Home » Historic Selkirk Lighthouse gets Durable New Roof
LENEXA, Kan. – Constructed in 1838, the Salmon River Lighthouse in Pulaski, N.Y. has survived more than 175 challenging winters. Located at the convergence of the Salmon River and Lake Ontario, this sturdy stone structure (also known as the Selkirk Lighthouse) was elected to the U.S. National Register of Historic Places in 1979.
Throughout its long history, the lighthouse (which can now be rented for overnight stays), depended on an assortment of roofs to help protect it from gale force winds, snow, sleet and torrential rains.
"We think the first roof was wood shake and there have been a variety of replacement roofs since then," says Mike Barnell, representing the family owners of the lighthouse and adjacent marina property. "There was a metal roof installed in the 1940s and then an asphalt shingle roof about 50 years later.
"Weather conditions at the lighthouse take a hard toll on roofs. The 1990s asphalt roof was simply worn out. We started thinking about replacing it a few years ago. That's when I discovered composite roofing. The durability of synthetic roofing has a strong appeal to us given the brutal exposure the lighthouse has to Lake Ontario weather conditions."
After researching roofing options, Barnell selected Multi-Width Slate roofing from DaVinci Roofscapes®. "We chose this composite roofing for more than just its exceptional resilience," says Barnell. "We feel it's an important design element for the lighthouse and the roofing projects planned for new construction projects on the property. We're looking forward to adding a restaurant, shoreside structures supporting the marina operations and additional cottages."
To complement the stone walls of the lighthouse, the owners selected DaVinci's Brownstone blend and requested Dark Purple tiles be added to create a custom color.
"This is a very challenging environment for any roofing product," says Barnell. "Knowing we've selected a roof that will last for many decades makes this a smart ... and beautiful ... investment for us."
History of a Lighthouse
Constructed in 1838 for the sum of $3,000, the Salmon River Light Station (which was later named Selkirk Lighthouse), featured a reflector lamp system using eight lamps and reflectors, which could be seen for 14 miles out onto Lake Ontario. Upgraded in 1855 with a Fresnel lens, the light remained in service until 1858 when the lighthouse was officially deactivated.
After being used as a private home for several years, the lighthouse was purchased from the U.S. government in 1895 for $1,500 at auction. The new owner, Leopold Joh, used it as his private residence and then incorporated it into a prestigious hotel complex.
Over the years the hotel became a popular local destination, with the lighthouse serving as a focal point of interest. Following ownership by the Heckle family for most of the 20th century, the site was purchased in 1987 by the Walker family and the lighthouse itself was reactivated. After falling on hard times (including a propane gas explosion, economic downturn and a flood), the property was purchased in 2014 by the Barnell and Ellis families, longtime seasonal residents at the Salmon River.

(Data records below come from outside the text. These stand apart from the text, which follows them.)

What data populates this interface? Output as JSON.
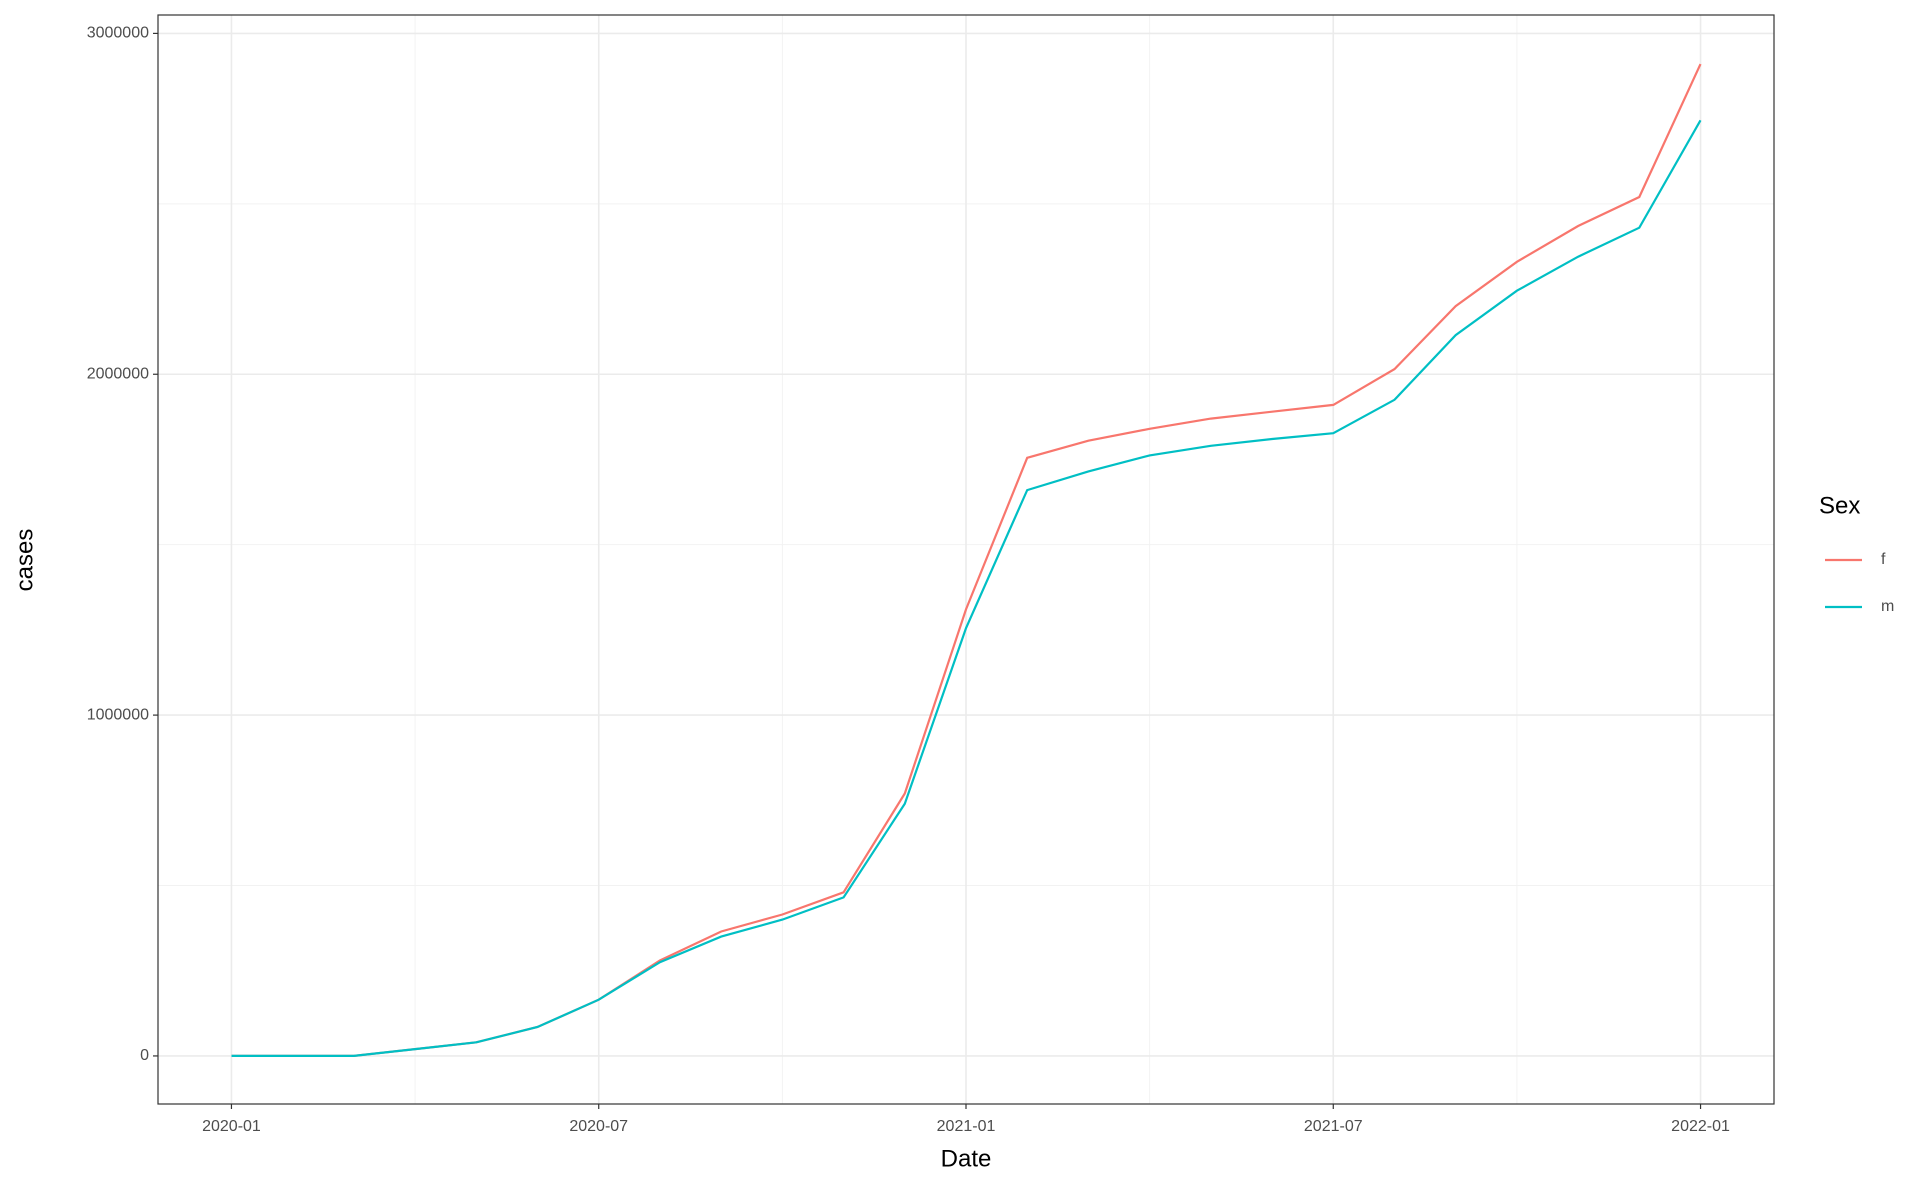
{
  "chart_data": {
    "type": "line",
    "x_label": "Date",
    "y_label": "cases",
    "legend_title": "Sex",
    "legend_position": "right",
    "grid": true,
    "x": [
      "2020-01",
      "2020-02",
      "2020-03",
      "2020-04",
      "2020-05",
      "2020-06",
      "2020-07",
      "2020-08",
      "2020-09",
      "2020-10",
      "2020-11",
      "2020-12",
      "2021-01",
      "2021-02",
      "2021-03",
      "2021-04",
      "2021-05",
      "2021-06",
      "2021-07",
      "2021-08",
      "2021-09",
      "2021-10",
      "2021-11",
      "2021-12",
      "2022-01"
    ],
    "xticks": [
      "2020-01",
      "2020-07",
      "2021-01",
      "2021-07",
      "2022-01"
    ],
    "ylim": [
      -141000,
      3054000
    ],
    "yticks": [
      0,
      1000000,
      2000000,
      3000000
    ],
    "series": [
      {
        "name": "f",
        "color": "#f8766d",
        "values": [
          0,
          0,
          0,
          20000,
          40000,
          85000,
          165000,
          280000,
          365000,
          415000,
          480000,
          770000,
          1310000,
          1755000,
          1805000,
          1840000,
          1870000,
          1890000,
          1910000,
          2015000,
          2200000,
          2330000,
          2435000,
          2520000,
          2910000
        ]
      },
      {
        "name": "m",
        "color": "#00bfc4",
        "values": [
          0,
          0,
          0,
          20000,
          40000,
          85000,
          165000,
          275000,
          350000,
          400000,
          465000,
          740000,
          1255000,
          1660000,
          1715000,
          1762000,
          1790000,
          1810000,
          1827000,
          1925000,
          2115000,
          2245000,
          2345000,
          2430000,
          2745000
        ]
      }
    ]
  }
}
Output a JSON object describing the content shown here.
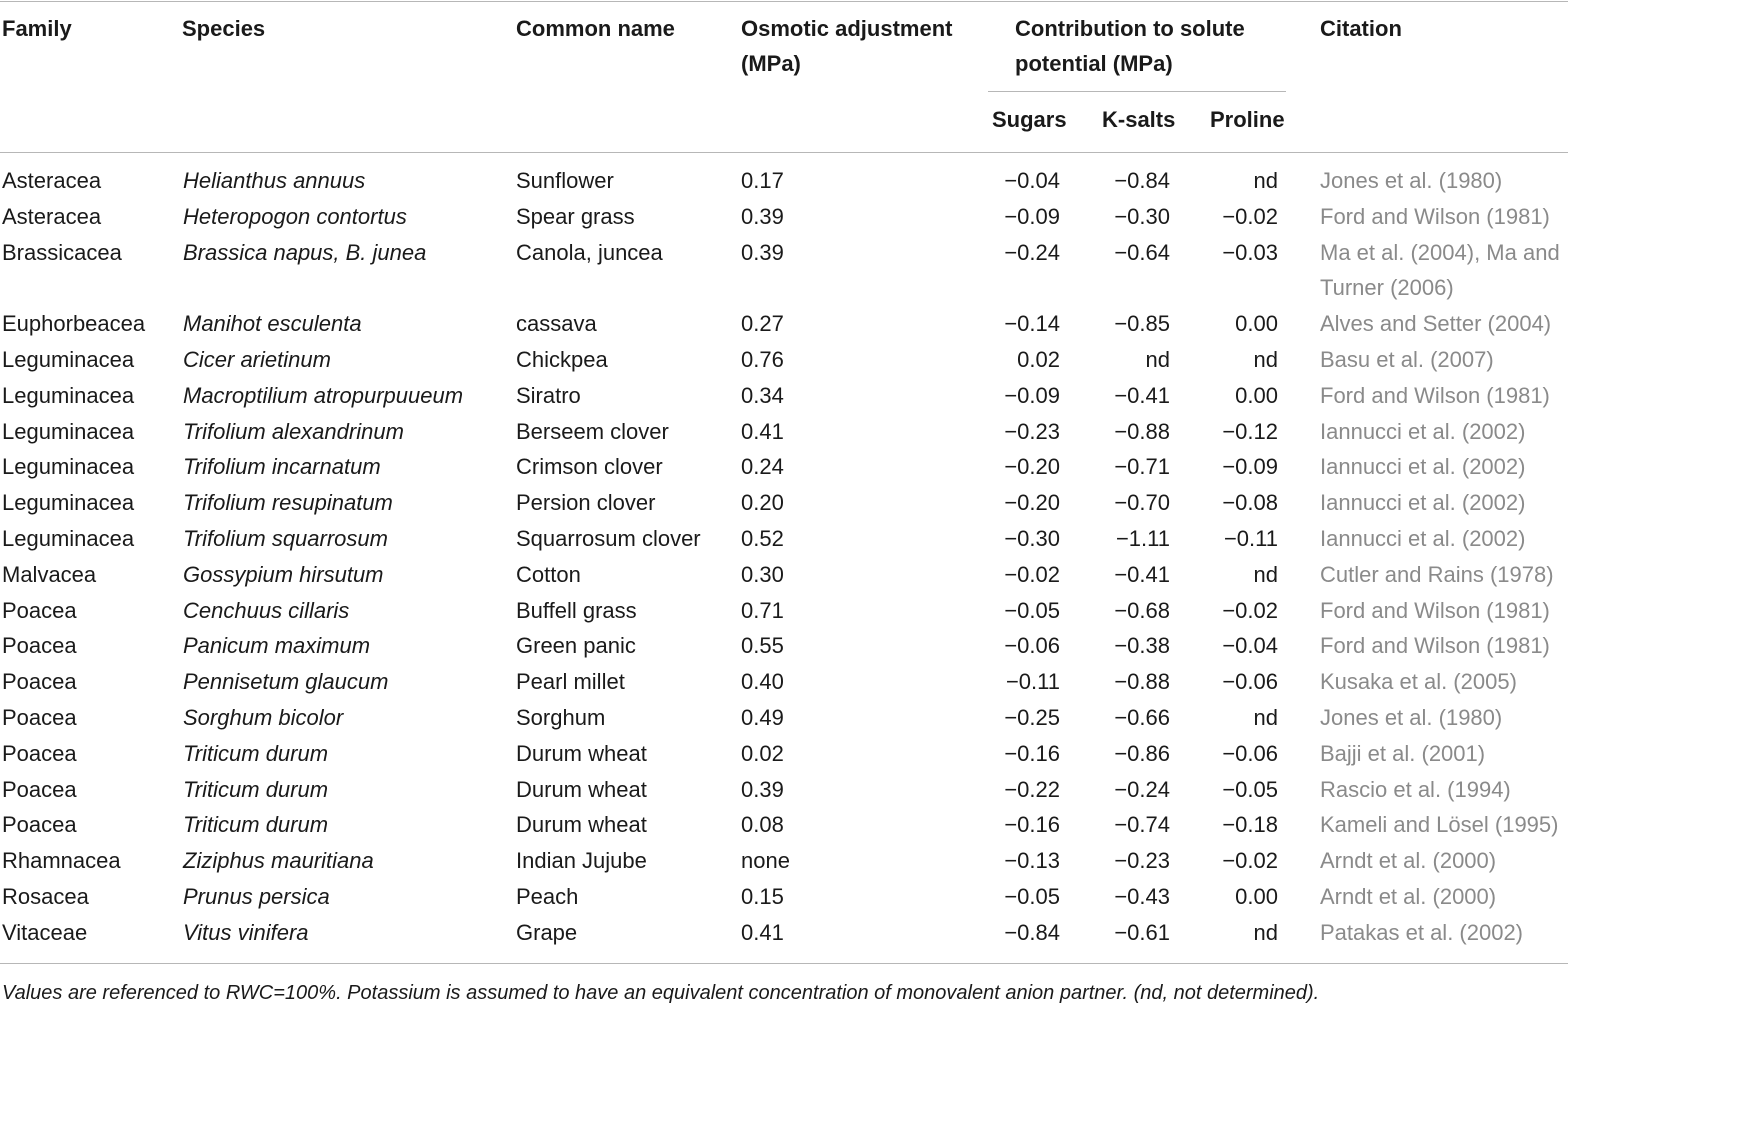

"The Selkirk Lighthouse needed many repairs when our families acquired the property," says Barnell. "The roof was a priority for us since we needed to protect the structure itself from rain, snow and winds coming off Lake Ontario.
"We identified the custom color blend and composite slate we wanted to use in the summer of 2015. By then however, the weather was already turning so we put the project off until this year. Now that the reroofing project is complete, it's comforting to know that the Selkirk Lighthouse will be protected by its new DaVinci roof until well after the lighthouse's 200th anniversary in 2038."